Leer, interpretar: éste será el punto de partida. Mejor: la lectura y la interpretación emprendida por dos revolucionarios respecto al mundo, en especial el inmediato; el primero, cuya oposición a Marx lo condujo a formular una doctrina filosófico-política de una radicalidad sorprendente, doctrina para la cual toda forma de autoridad –incluida la de la dictadura del proletariado y la del partido obrero– debe ser cortada de tajo; el segundo, que, tras observar los vacíos relativos a la teoría del Estado en el pensamiento marxiano, hizo una reformulación admirable de éste, dándole una vitalidad y una frescura inigualables: Mijail Bakunin y Antonio Gramsci, ahora injustamente empolvados en los anaqueles del pensamiento social, tienen mucho que decirnos sobre nuestro mundo.

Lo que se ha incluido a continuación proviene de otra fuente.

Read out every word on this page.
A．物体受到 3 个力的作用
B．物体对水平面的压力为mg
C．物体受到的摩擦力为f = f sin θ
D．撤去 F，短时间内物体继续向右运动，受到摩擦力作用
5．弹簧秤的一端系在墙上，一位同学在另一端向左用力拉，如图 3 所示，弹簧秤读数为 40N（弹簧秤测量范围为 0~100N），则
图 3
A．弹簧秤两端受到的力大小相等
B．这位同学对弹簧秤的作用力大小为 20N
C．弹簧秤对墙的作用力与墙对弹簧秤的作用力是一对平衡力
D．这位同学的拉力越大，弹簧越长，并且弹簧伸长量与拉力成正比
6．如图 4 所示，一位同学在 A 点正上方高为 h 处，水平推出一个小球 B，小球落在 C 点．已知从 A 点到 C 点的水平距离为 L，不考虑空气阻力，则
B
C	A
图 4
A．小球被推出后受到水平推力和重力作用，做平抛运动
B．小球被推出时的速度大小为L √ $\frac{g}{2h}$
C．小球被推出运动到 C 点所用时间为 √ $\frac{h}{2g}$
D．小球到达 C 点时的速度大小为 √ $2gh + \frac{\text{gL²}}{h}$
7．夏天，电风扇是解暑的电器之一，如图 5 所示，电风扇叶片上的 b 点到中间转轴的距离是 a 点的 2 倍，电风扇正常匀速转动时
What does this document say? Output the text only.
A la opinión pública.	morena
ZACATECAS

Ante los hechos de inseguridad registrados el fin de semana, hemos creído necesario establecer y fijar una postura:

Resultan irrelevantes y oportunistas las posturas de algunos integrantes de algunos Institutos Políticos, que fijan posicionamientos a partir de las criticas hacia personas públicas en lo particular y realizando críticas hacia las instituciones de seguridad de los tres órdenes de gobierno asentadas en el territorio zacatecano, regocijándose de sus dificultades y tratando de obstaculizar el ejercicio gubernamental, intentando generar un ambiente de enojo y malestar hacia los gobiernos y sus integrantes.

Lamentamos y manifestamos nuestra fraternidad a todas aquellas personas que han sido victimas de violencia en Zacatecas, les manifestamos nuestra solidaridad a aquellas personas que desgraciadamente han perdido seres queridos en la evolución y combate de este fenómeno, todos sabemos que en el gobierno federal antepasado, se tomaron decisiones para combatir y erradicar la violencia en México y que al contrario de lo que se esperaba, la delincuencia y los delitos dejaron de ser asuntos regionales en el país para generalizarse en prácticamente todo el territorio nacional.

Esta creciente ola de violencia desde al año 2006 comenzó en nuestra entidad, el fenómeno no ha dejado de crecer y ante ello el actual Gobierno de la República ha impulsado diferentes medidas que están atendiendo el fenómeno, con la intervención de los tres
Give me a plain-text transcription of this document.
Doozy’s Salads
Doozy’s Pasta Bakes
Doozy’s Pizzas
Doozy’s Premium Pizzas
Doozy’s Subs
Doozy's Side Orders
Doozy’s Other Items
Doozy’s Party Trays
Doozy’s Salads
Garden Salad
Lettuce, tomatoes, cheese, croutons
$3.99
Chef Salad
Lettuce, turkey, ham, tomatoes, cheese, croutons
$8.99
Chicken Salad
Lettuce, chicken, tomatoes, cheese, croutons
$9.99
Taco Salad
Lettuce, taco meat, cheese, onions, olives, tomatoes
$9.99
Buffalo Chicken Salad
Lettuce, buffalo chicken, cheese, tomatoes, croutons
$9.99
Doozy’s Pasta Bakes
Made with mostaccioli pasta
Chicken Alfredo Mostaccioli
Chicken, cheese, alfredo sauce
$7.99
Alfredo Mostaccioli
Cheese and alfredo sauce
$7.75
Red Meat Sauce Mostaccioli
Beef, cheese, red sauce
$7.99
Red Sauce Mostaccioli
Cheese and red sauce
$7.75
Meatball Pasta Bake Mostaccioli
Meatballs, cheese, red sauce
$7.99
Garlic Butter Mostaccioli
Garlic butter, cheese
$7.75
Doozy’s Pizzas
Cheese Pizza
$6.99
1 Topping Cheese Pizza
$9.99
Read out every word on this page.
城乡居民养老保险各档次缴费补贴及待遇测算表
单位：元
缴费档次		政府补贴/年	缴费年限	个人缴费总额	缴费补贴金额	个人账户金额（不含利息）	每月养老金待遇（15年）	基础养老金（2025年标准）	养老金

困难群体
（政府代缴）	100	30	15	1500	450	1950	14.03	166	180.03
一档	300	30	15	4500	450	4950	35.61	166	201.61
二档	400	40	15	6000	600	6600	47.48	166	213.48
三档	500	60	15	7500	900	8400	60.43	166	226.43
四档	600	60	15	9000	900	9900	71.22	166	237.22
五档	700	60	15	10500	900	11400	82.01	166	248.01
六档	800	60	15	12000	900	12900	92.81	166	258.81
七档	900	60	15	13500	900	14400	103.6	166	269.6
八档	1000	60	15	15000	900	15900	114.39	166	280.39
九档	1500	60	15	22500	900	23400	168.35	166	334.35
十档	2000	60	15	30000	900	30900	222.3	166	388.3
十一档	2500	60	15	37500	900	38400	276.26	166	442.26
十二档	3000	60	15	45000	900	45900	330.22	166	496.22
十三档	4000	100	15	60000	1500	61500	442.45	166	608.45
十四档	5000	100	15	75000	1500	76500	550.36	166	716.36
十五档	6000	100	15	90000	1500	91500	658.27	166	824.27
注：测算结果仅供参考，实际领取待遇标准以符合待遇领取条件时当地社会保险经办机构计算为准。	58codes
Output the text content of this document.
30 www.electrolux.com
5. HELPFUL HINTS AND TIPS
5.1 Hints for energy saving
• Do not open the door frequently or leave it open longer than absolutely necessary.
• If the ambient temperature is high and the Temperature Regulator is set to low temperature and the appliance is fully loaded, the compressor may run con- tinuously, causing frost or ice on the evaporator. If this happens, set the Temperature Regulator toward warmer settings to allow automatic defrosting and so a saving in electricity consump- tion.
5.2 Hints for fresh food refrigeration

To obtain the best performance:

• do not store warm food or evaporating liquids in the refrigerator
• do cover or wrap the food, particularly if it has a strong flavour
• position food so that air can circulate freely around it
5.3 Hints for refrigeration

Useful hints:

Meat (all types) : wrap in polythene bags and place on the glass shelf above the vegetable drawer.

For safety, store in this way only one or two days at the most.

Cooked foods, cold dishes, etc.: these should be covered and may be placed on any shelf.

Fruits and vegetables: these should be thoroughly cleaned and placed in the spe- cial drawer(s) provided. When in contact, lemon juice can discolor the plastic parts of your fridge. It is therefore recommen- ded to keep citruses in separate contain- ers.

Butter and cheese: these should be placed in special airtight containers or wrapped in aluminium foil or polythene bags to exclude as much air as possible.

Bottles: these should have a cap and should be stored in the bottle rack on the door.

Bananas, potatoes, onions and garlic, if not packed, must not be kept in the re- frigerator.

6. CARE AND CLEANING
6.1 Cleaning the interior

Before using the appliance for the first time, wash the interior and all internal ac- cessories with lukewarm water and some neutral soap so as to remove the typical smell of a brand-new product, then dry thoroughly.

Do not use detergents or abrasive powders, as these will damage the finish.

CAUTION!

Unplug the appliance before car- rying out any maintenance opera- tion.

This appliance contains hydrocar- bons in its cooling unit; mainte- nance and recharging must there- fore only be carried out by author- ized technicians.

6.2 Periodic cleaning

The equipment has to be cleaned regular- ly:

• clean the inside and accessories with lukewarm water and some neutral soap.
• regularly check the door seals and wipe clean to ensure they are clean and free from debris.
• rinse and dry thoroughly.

Bakunin y Gramsci tuvieron vidas de una intensidad tal que los casi acerca al personaje de ficción. Bakunin fue, según el poeta cubista André Salmon, “el inventor de un nuevo oficio: [el de] revolucionario profesional” (Salmon 1975: 23). Nacido en el seno de la clase alta terrateniente, estudió filosofía y formó parte de diversos círculos literarios; entonces, conoció la revuelta: entabló contacto con Marx y los socialistas utópicos del siglo XIX, participó en la agitación política europea con tal ahínco que fue declarado persona no grata en casi todos los países del viejo continente, estuvo un sinfín de veces en la cárcel y fue condenado a muerte en dos ocasiones. Por ello, la lectura de la obra filosófica de Bakunin nos enfrenta con una escritura abigarrada y discontinua, más cercana a la nota personal o al panfleto incendiario que al volumen docto; escritura cargada de ideas carentes de la sistematicidad que las cohesione en una armazón teórica sólida –en este sentido, la crítica lanzada por Marx, quien ve el programa bakuniano como una integración de “retazos superficialmente hilvanados de ideas pequeñoburguesas arrebañadas de acá y de allá” (Marx y Engles 1975: 707), parece justificada.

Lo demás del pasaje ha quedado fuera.